The juryman, offended at what he considered a snub, sat back and looked at the ceiling. Another of the jury leaned forward:

“Are you engaged to Mr. King?” asked he.

“Really, gentlemen, we must keep to the point,” protested the coroner. But Nell answered this question in a louder voice.

“I am not engaged to him,” she said, firmly.

“That will do, I think,” said the coroner, who saw that there was a strong tendency on the part of the jury to satisfy their curiosity on points quite outside the subject of inquiry.

And Nell was allowed to retire from her prominent position. Miss Bostal was waiting for her, and, with a gentle hand, she dragged the girl into a seat beside her, where little could be seen of her now flushed and frightened face.

“There is now only one more witness,” went on the coroner, addressing the jury. “It is the second medical man who helped at the post-mortem.”

“Is not Mr.
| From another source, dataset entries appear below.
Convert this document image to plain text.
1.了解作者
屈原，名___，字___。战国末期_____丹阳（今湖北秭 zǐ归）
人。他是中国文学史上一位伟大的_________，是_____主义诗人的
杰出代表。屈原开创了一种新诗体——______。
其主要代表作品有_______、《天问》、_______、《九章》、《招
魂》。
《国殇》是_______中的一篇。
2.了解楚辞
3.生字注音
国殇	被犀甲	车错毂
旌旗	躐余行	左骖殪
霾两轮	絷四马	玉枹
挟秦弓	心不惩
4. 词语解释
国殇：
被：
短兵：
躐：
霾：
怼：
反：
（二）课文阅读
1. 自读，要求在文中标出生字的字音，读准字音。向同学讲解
King to be called?” asked one of the jurymen.

“He is unable to attend. I have a doctor’s certificate to that effect. But after the evidence which has been given, I think his presence was hardly material.”

“Now, I think it very material,” objected a juryman. “He was known to have quarreled with the deceased—”

“It can be proved that he was in bed at the time of his death,” answered the coroner. “He was so much injured that he was watched from the moment he fell down, fainting, after flinging the deceased off.”

“Well, but I submit that we ought to have proof of this in evidence. When a man is found dead, with a bullet in his head—”

He stopped short, his attention arrested, like that of every other person in the court, by a cry, a movement, on the part of Nell Claris. Springing upon her feet she gave a moan, a gasp, and then looking round her with one quick, frightened stare, sank down into her seat.

There was a buzz of whispering, which was checked by the loud cry of “Silence!” as the second doctor was called and sworn. His evidence was only an echo of that of his colleague, and was hardly listened to by the crowd in the court, who were occupied with a stronger situation.

The coroner’s address to the jury was a very short one, and indicated more doubt in the mind of the coroner than existed in the minds of his hearers.

When the jury had retired, the murmurs rose higher and higher, and the excited discussion of the probable verdict, although repressed a little by the presence of Nell, who sat like a statue by Miss Bostal’s side, had grown into a loud roar long before the jury returned into court.

When they took their seats, the roar of the crowd had suddenly given place to a hush, in which the voice of the coroner asking if they had agreed upon a verdict was distinctly heard.

In a few minutes the news had spread from the court to the crowd in the market-place outside, that the verdict was: “Willful murder by some person or persons unknown.”